Argentinian Women Claim Labor Exploitation By Opus Dei
Lucía Giménez still suffers pain in her knees from the years she spent scrubbing floors in the men’s bathroom at the Opus Dei residence in Argentina’s capital for hours without pay, Deborah Rey reported for the Associated Press (AP) over the weekend.
Photo Insert: Opus Dei Central Offices at Viale Bruno Buozzi, Parioli District, Rome
Giménez, now 56, joined the conservative Catholic group in her native Paraguay at the age of 14 with the promise she would get an education. But instead of math or history, she was trained in cooking, cleaning, and other household chores to serve in Opus Dei residences and retirement homes.
For 18 years she washed clothes, scrubbed bathrooms, and attended to the group’s needs for 12 hours a day, with breaks only for meals and praying. Despite her hard labor, she says: “I never saw money in my hands.”
Giménez and 41 other women have filed a complaint against Opus Dei to the Vatican for alleged labor exploitation, as well as abuse of power and of conscience.
The Argentine and Paraguayan citizens worked for the movement in Argentina, Paraguay, Bolivia, Uruguay, Italy, and Kazakhstan between 1974 and 2015. The complaint alleges the women, often minors at the time, labored under “manifestly illegal conditions” that included working without pay for 12 hours-plus without breaks except for food or prayer, no registration in the Social Security system, and other violations of basic rights.
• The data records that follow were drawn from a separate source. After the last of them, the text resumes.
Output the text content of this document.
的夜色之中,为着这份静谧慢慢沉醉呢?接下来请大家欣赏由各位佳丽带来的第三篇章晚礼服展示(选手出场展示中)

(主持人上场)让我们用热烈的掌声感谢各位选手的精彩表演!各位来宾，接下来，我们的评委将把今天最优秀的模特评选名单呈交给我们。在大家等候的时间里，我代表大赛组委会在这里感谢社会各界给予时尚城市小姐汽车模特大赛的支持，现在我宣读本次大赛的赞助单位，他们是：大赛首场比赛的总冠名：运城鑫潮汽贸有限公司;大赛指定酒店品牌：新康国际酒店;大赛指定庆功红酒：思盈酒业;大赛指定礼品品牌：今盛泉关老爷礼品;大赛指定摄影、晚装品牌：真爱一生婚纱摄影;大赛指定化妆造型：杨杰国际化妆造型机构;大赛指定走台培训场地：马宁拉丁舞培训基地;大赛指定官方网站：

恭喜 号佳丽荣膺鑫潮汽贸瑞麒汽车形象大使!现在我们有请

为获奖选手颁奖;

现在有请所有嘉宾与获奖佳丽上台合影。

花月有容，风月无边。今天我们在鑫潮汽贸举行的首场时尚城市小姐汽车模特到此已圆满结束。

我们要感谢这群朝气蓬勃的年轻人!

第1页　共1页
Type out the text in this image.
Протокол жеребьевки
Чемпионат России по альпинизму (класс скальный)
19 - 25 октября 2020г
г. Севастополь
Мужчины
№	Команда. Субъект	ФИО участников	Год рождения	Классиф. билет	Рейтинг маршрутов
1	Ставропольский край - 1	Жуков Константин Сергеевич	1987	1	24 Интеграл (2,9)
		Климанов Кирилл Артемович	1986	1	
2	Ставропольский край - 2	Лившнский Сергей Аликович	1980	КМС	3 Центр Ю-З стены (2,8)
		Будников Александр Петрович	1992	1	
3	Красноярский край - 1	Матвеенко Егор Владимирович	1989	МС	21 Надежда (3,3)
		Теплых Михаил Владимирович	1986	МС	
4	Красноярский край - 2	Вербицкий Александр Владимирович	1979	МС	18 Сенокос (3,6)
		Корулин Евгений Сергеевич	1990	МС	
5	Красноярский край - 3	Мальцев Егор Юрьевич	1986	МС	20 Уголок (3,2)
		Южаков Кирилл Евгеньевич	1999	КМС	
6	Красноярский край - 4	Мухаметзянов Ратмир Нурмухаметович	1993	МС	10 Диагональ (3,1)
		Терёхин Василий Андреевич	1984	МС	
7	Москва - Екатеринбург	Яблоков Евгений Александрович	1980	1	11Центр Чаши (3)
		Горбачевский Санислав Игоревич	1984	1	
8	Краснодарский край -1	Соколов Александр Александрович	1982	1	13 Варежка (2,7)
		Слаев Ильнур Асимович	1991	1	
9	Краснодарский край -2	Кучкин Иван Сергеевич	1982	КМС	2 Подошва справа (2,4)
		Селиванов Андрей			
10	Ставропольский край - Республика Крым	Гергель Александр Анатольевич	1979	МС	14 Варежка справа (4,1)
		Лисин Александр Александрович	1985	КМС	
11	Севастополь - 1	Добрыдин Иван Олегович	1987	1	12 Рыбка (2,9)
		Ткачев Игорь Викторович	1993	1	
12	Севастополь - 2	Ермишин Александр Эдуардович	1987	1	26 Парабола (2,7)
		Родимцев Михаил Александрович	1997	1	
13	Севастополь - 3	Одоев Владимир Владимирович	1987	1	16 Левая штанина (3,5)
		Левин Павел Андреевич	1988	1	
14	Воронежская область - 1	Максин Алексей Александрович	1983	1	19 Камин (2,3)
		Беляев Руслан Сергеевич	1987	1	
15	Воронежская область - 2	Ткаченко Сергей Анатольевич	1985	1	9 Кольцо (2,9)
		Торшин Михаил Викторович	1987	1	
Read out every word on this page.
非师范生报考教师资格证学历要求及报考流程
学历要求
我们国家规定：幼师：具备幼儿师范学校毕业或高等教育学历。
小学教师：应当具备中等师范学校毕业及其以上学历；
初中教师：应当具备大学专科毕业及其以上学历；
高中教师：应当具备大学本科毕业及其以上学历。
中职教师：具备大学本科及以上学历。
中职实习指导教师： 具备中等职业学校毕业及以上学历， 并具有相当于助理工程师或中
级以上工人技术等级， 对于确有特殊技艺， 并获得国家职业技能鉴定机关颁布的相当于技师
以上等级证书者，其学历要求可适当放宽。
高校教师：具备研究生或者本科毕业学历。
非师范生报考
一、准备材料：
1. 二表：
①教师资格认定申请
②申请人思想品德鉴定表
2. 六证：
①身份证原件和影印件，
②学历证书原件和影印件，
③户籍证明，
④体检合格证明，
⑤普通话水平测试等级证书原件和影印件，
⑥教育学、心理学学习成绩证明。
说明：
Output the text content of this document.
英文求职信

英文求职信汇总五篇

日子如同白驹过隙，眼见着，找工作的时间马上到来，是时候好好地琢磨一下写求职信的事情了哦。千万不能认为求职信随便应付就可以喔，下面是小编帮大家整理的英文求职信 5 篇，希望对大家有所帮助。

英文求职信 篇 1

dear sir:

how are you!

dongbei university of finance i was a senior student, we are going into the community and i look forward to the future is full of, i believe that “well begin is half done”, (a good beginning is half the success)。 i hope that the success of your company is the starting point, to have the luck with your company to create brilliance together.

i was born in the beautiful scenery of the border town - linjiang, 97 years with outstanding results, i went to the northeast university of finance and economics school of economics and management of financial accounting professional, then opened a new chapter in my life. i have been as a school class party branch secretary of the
The women are demanding financial reparations from Opus Dei and that it acknowledge the abuses and apologize to them, as well as the punishment of those responsible.
Opus Dei — Work of God in Latin — was founded by the Spanish priest Josemaría Escrivá in 1928, and has 90,000 members in 70 countries. The lay group, which was greatly favored by St. John Paul II, who canonized Escrivá in 2002, has a unique status in the church and reports directly to the pope.
Most members are laymen and women with secular jobs and families who strive to “sanctify ordinary life.” Other members are priests or celibate laypeople.